Le sucre N°11 progresse sur la tension à court terme tandis que la courbe à terme se détend
Analyse concise des contrats à terme ICE sucre n°11 et du sucre raffiné brésilien, couvrant la vigueur des prix actuels, la tension à court terme et les perspectives de trading à court terme.
Prix
Le contrat ICE sucre brut n°11 échéance octobre 2026 a clôturé à 18,36 USc/lb le 1er septembre 2026, en hausse de 0,55 USc/lb (+3,0 %) par rapport à la séance précédente, menant les gains sur l’ensemble de la courbe. Le contrat mars 2027 a clôturé à 19,33 USc/lb (+2,6 %), tandis que les échéances mai et juillet 2027 ont terminé à 18,73 et 18,28 USc/lb respectivement, toutes deux en hausse de plus de 2 % sur la journée.
La structure à terme reste légèrement en déport : octobre 2026 à 18,36 USc/lb contraste avec octobre 2028 à 17,18 USc/lb et mai 2029 à 16,88 USc/lb, ce qui indique que la tension actuelle devrait s’atténuer à moyen terme. Malgré cela, l’ensemble de la courbe se négocie dans une bande relativement étroite de 16,6–19,4 USc/lb, cohérente avec un marché ferme mais pas en situation de pénurie extrême.
Offre & Demande
La vigueur des échéances proches et les plus fortes hausses journalières sur les contrats octobre 2026 et mars 2027 reflètent davantage des inquiétudes immédiates concernant la disponibilité à l’exportation et des rachats de positions vendeuses qu’un déficit structurel de long terme. Des volumes de négociation élevés sur les premières positions (plus de 100 000 lots sur octobre 2026 et plus de 80 000 sur mars 2027) soulignent l’intensité des flux de couverture et de spéculation autour de la production brésilienne de la récolte en cours et de la prochaine récolte.
Plus loin sur la courbe, l’intérêt ouvert et les volumes reculent fortement, et les variations de prix au‑delà de mars 2028 sont marginales (par exemple, mai 2029 ne gagne que 0,01 USc/lb). Ce schéma suggère que le marché anticipe une amélioration des récoltes mondiales de canne et de betteraves, avec un possible redressement des surfaces et une normalisation des rendements réduisant le risque de déficits persistants.
Fondamentaux & Marges de raffinage
Le sucre raffiné FOB São Paulo (ICUMSA 45, Brésil) est actuellement offert autour de 0,53 EUR/kg, contre environ 0,51–0,52 EUR/kg à la mi‑octobre, ce qui indique une demande physique ferme et des marges de raffinage résilientes au Brésil malgré la volatilité sur les contrats à terme. Exprimé en EUR, cela maintient les exportations de sucre blanc brésilien attractives mais pas excessivement chères, globalement cohérentes avec le déport modéré observé sur la courbe du sucre brut.

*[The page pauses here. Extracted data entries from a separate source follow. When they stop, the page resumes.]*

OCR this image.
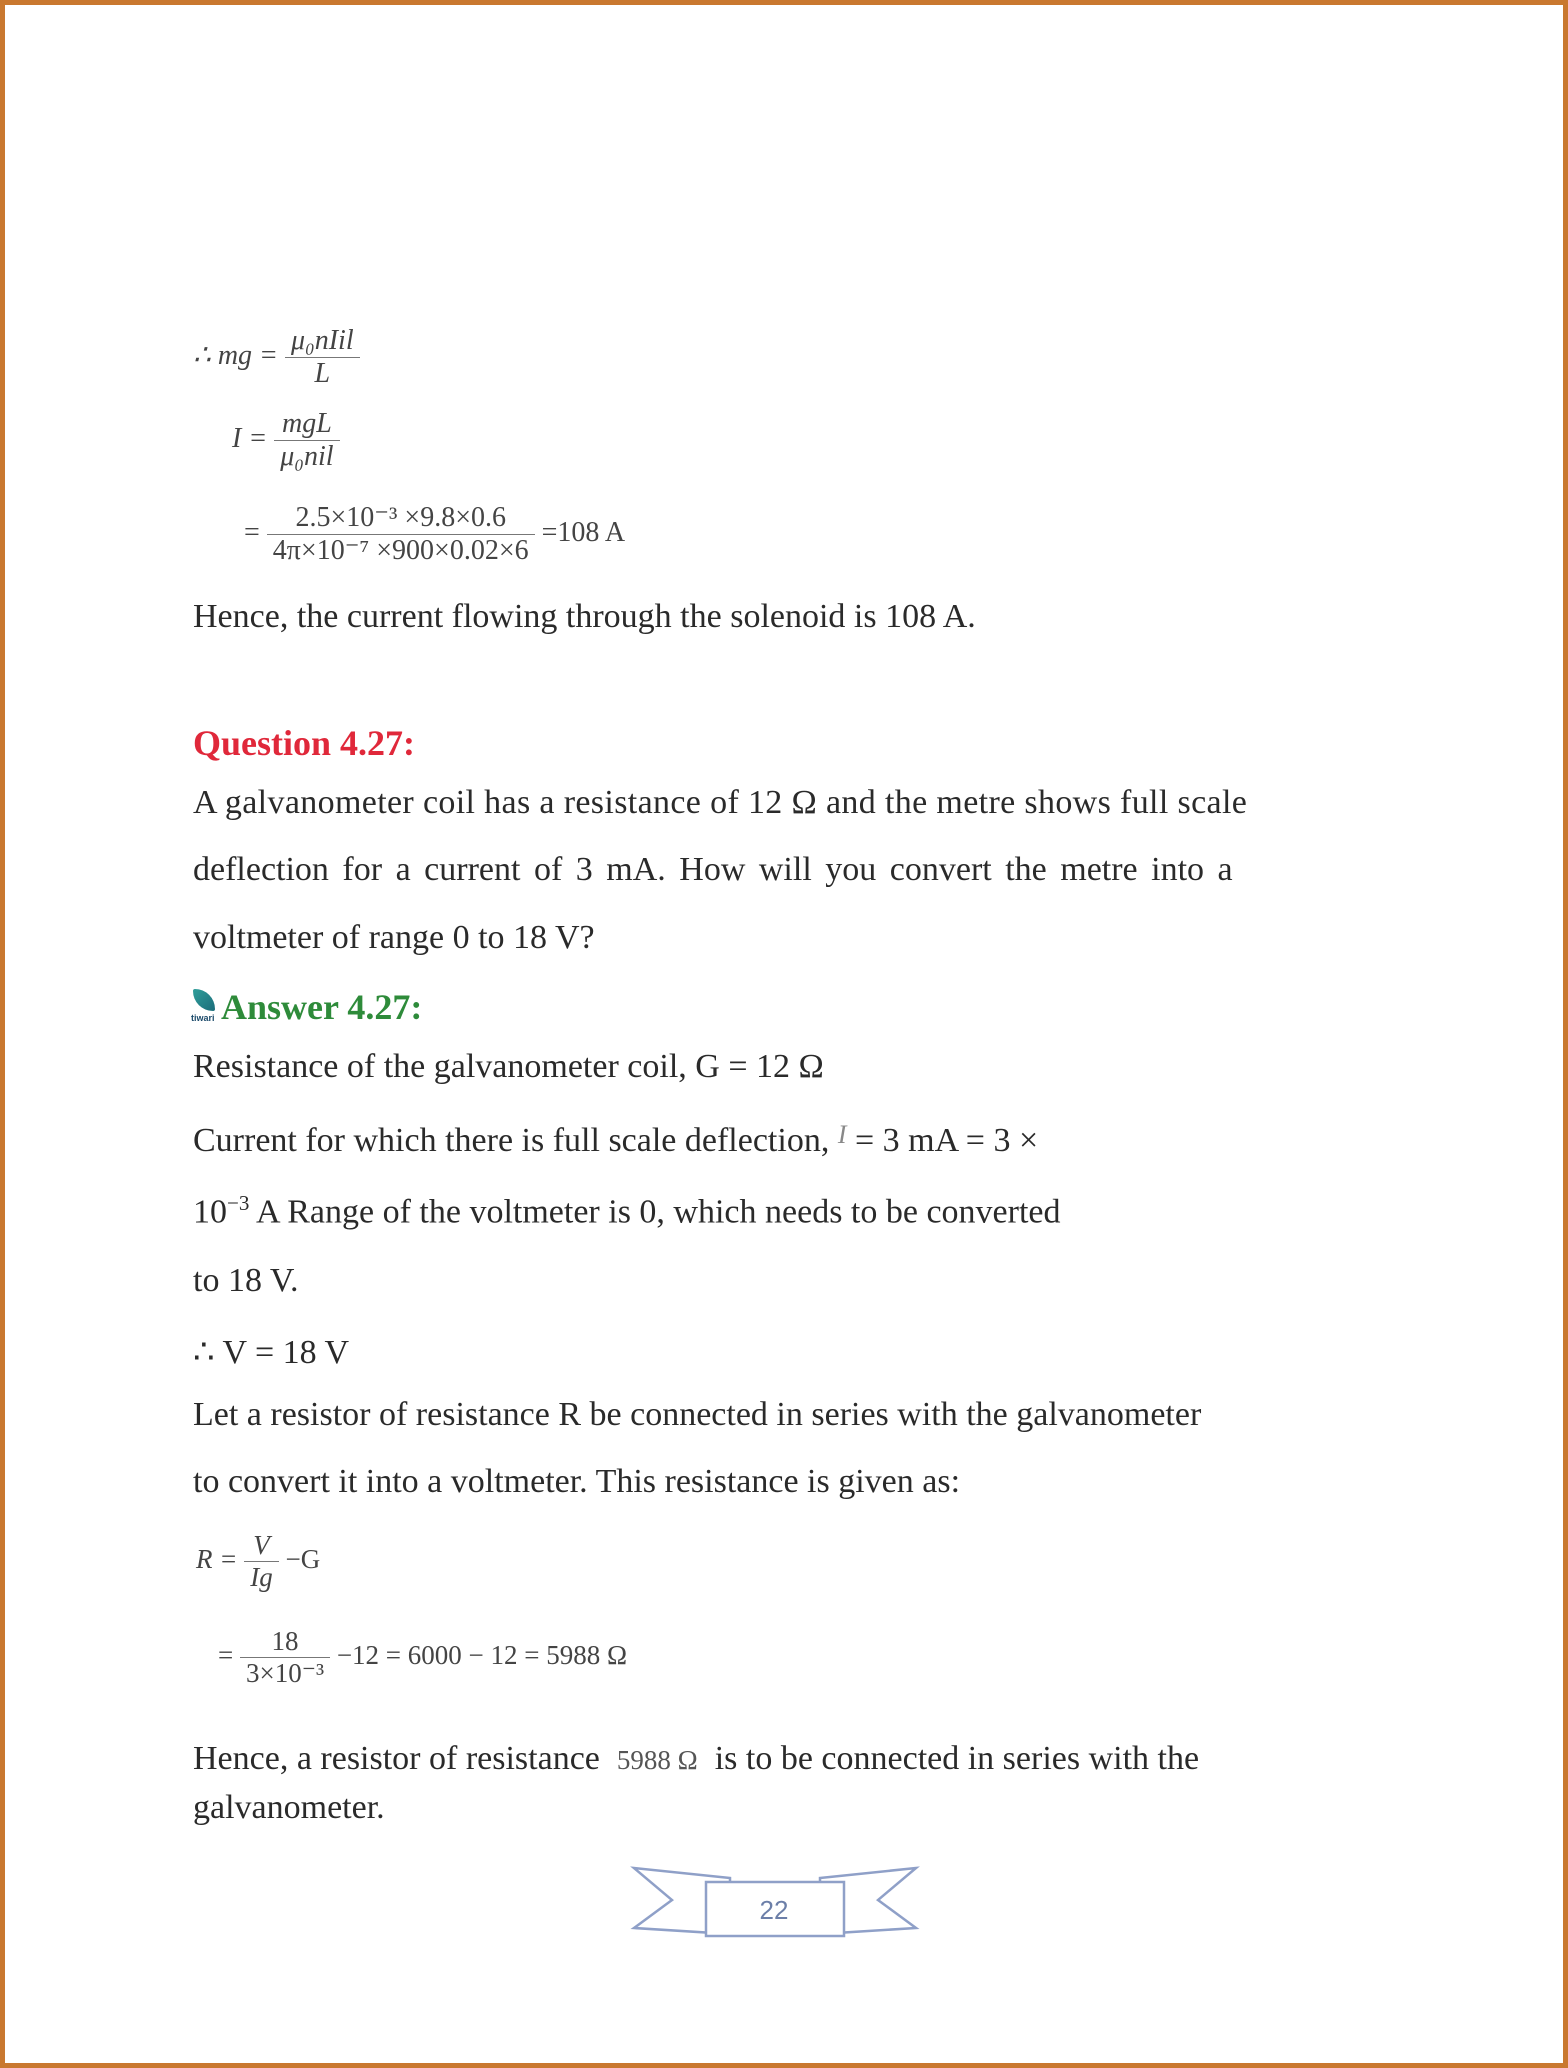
∴ mg = $\frac{\text{μ₀nIil}}{L}$
$I = \frac{\text{mgL}}{\text{μ₀nil}}$
= $\frac{\text{2.5×10⁻³ ×9.8×0.6}}{\text{4π×10⁻⁷ ×900×0.02×6}} =108$ A
Hence, the current flowing through the solenoid is 108 A.
Question 4.27:
A galvanometer coil has a resistance of 12 Ω and the metre shows full scale
deflection for a current of 3 mA. How will you convert the metre into a
voltmeter of range 0 to 18 V?
tiwari Answer 4.27:
Resistance of the galvanometer coil, G = 12 Ω
Current for which there is full scale deflection, $^I$ = 3 mA = 3 ×
$10^{-3}$ A Range of the voltmeter is 0, which needs to be converted
to 18 V.
∴ V = 18 V
Let a resistor of resistance R be connected in series with the galvanometer
to convert it into a voltmeter. This resistance is given as:
$R = \frac{V}{Ig} -G$
= $\frac{18}{\text{3×10⁻³}} -12 = 6000 - 12 = 5988$ Ω
Hence, a resistor of resistance 5988 Ω is to be connected in series with the
galvanometer.
22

La combinaison de contrats à terme proches fermes et d’offres d’exportation de sucre raffiné en hausse graduelle pointe vers un environnement de demande sous‑jacente toujours porteur, en particulier de la part des régions dépendantes des importations. Toutefois, les mouvements relativement limités sur les échéances lointaines suggèrent que le marché hésite à s’engager sur des prix élevés pour 2028–2029, reflétant des anticipations d’amélioration de la disponibilité de la canne, de possibles évolutions de la politique sur l’éthanol et d’un éventuel rationnement de la demande si les prix montent sensiblement plus haut.

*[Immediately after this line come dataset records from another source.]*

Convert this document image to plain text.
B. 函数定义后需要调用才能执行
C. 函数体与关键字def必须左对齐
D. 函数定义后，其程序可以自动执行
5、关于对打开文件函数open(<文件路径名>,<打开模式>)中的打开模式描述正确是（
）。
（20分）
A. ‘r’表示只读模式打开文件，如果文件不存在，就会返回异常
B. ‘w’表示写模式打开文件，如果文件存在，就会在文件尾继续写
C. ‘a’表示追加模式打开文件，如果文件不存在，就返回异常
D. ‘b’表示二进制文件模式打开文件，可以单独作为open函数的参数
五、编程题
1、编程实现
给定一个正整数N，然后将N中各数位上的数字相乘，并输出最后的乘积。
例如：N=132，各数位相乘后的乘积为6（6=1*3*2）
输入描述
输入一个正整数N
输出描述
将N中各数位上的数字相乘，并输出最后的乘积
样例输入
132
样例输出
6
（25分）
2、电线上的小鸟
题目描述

Perspectives à court terme & Stratégie
- Biais de prix (1–4 semaines) : Modérément haussier sur les contrats ICE n°11 proches tant que l’échéance octobre 2026 se maintient au‑dessus de la zone des 18,0 USc/lb ; les échéances plus lointaines devraient sous‑performer toute nouvelle hausse des premiers mois.

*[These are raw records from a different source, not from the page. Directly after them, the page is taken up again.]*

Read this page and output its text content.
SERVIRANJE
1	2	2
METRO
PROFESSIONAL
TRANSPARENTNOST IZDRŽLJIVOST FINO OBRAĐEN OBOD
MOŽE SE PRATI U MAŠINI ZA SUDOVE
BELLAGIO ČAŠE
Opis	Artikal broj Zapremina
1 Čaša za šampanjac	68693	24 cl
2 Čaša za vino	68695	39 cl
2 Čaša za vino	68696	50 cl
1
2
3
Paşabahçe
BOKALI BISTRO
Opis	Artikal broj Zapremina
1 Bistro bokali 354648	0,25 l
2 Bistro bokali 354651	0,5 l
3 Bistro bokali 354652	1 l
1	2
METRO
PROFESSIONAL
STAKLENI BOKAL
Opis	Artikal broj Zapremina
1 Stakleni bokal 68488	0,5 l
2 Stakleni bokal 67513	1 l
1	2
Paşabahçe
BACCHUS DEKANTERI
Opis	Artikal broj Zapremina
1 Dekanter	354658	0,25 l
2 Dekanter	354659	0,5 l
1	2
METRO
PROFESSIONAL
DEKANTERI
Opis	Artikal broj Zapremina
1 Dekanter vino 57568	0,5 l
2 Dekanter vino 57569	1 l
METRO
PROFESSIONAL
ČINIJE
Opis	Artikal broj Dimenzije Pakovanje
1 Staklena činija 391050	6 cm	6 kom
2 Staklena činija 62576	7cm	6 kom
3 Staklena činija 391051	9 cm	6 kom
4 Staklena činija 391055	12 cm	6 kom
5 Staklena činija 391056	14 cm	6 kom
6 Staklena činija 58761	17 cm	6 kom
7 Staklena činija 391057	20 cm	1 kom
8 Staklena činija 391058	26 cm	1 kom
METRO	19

- Producteurs : Envisager de renforcer progressivement les couvertures sur mars–juillet 2027 lors des rallys au‑dessus d’environ 19,0 USc/lb équivalent, en utilisant des options lorsque disponibles afin de conserver du potentiel de hausse en cas de nouvelle tension liée à la météo.
- Importateurs : Pour les besoins physiques T4 2026–S1 2027, profiter des replis actuels de la courbe au‑delà de mars 2027 (par exemple octobre 2027–mars 2028) pour sécuriser une couverture partielle ; éviter de trop s’engager sur 2028–2029 où la courbe intègre déjà une amélioration de l’offre.
- Spéculateurs : Le léger déport de la courbe favorise les stratégies de valeur relative (position longue sur les échéances proches contre courte sur les échéances différées) plutôt que l’exposition nette à l’achat, avec une attention particulière à la liquidité concentrée sur le segment 2026–2027.